The high concrete wall rose up along their left side, and Jimbo patted it as they went by. “This thing does look pretty sinister, now that you mention it. I mean, it’s not exactly normal, is it?”
At the bottom of the alley, the cobblestones gave way to ordinary pavement. They got on their boards and propelled themselves around the corner onto Michigan Street.
“Next time, I’ll bring my old man’s field glasses,” Jimbo said. “They’re good, yo. With them, you can practically see the footprints on the moon.”
The house sat on its narrow lot exactly as before. Its windows reflected nothing. The burn marks appeared to ripple across the bricks. The boys’ wheels sent out rolling, unbroken rumbles that boomed in Mark’s ears like shock waves. It sounded as though they were making three times more noise than usual, creating a din that would rattle the dishes on the shelves and shake the windows in their frames.
Mr. Hillyard’s dog raised its long, big-nosed head and uttered a dispirited woof. Mark thought he saw a curtain on the porch window twitch back into place. They had awakened the dog; what else had they roused into life?
“We could go back to that place on Burleigh,” Mark said. “It won’t get dark for at least an hour.”
“Let’s stay here,” Jimbo said. The idea of the unknown girl had provoked a new, heightened interest in him. “If she’s there, she’ll hear us.
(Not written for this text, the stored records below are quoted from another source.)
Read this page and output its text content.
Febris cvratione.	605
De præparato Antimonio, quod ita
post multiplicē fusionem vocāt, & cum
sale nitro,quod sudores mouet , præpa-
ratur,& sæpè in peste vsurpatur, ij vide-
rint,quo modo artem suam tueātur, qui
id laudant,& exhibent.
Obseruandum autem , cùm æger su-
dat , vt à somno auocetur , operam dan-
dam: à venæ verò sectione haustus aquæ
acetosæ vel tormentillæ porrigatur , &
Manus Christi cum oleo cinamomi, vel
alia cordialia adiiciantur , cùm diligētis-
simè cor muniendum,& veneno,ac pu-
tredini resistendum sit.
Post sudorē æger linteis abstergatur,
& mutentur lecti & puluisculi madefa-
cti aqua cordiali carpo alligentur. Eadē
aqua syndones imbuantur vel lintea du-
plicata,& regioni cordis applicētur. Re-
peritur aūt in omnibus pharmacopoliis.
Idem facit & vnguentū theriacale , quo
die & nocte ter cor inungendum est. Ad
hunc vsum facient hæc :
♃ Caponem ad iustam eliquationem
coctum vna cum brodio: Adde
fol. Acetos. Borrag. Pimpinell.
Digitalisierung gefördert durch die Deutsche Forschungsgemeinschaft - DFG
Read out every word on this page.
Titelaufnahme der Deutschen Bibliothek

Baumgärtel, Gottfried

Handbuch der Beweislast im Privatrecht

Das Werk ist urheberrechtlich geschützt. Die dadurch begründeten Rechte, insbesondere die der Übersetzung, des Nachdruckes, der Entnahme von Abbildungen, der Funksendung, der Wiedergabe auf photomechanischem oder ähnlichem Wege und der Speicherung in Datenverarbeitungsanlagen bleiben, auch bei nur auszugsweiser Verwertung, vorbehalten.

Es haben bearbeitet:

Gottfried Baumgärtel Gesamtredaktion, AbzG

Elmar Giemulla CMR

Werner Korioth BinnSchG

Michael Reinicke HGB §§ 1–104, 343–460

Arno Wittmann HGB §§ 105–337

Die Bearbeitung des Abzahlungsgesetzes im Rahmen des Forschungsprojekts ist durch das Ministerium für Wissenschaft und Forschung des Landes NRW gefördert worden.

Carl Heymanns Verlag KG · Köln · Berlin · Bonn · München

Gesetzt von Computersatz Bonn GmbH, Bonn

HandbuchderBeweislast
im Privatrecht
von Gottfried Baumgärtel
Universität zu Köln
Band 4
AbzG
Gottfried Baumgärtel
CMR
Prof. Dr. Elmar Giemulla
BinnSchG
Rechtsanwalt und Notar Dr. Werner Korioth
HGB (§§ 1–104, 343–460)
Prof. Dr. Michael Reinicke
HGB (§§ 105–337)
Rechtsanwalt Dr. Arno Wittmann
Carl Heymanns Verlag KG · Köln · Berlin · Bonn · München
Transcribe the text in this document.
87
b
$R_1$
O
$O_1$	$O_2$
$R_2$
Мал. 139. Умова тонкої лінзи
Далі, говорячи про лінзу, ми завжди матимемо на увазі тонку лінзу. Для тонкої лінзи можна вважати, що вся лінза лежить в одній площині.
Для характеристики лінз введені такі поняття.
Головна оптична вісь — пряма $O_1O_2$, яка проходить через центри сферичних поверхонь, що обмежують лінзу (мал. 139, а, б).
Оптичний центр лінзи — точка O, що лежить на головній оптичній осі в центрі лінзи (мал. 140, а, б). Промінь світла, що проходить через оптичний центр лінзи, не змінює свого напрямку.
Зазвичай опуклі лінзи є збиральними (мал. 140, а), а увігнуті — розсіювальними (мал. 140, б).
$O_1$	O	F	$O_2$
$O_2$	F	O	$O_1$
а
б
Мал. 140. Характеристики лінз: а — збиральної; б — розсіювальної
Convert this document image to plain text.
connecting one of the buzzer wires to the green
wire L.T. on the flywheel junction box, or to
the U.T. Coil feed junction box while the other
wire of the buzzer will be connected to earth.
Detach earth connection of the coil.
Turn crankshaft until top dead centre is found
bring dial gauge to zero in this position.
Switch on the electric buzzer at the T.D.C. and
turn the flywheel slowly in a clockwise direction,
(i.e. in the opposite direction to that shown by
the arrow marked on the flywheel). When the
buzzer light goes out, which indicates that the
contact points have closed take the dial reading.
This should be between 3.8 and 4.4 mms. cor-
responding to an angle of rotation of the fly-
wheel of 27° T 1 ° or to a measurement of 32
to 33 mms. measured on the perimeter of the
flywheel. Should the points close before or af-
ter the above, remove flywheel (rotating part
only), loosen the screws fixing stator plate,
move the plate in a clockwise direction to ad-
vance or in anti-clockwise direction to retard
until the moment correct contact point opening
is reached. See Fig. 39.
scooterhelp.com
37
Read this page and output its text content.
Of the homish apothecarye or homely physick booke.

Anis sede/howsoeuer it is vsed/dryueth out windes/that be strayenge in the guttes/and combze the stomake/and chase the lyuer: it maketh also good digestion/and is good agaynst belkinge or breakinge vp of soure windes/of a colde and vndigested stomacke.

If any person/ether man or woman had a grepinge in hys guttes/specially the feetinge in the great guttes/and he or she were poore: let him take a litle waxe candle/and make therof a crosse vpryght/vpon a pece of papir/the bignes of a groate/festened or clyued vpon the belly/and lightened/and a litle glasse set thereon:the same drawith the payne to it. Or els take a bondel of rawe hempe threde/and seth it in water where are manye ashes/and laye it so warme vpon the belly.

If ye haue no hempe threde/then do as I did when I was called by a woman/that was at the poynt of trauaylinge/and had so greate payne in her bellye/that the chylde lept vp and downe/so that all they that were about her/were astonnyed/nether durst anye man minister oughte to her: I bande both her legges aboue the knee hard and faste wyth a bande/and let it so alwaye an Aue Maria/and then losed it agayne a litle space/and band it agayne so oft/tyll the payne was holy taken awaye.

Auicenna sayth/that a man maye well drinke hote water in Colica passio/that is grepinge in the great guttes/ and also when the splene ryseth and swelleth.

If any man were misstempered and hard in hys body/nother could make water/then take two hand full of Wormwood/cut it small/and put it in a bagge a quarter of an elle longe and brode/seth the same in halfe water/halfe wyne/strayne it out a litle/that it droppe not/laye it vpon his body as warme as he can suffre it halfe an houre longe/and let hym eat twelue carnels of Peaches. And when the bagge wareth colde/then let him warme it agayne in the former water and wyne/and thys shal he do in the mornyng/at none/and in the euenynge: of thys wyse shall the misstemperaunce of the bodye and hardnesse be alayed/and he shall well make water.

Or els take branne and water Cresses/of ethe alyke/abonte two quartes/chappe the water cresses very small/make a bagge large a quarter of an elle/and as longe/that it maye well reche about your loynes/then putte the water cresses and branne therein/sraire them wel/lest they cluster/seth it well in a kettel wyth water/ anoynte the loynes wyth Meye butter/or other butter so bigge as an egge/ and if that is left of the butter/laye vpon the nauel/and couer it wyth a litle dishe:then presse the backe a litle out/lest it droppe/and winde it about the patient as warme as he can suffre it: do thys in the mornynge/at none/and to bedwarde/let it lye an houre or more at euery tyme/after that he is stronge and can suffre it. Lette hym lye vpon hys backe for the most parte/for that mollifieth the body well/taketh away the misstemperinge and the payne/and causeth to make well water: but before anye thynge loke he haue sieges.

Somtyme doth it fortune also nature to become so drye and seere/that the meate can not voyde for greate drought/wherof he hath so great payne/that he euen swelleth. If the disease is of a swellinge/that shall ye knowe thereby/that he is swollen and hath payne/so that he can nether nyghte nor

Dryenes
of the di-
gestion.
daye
Maybe she’ll look out the window again.”
“Why would she?” He sounded doubtful, but his heart stirred.
“To see you,” Jimbo said. “That’s what she was doing the first time, wasn’t it?”
“If it was a she. If it was anyone at all.”
Jimbo shrugged and spun his board around, for once reasonably smoothly. “Maybe she ran away from home.”
“Maybe,” Mark said. “One thing’s for sure. Nobody’s going to bother her in there.” Then he wondered: was that true? He felt queasier than he wanted Jimbo to notice.
For another hour, they pushed their skateboards uphill and rode them down, jumping off curbs and doing ollies. A few neighbors stared at them from porches or windows, but no one complained. At least once every couple of minutes, one boy or the other glanced at the front windows of 3323, without seeing any more than an opaque surface, like a film over the glass.
Just as it began to get dark, Jimbo looked at the house for the thousandth time and said, “We’re such a couple of dopes. We’re acting like we’re afraid of the place. We should just go up and look in the window.”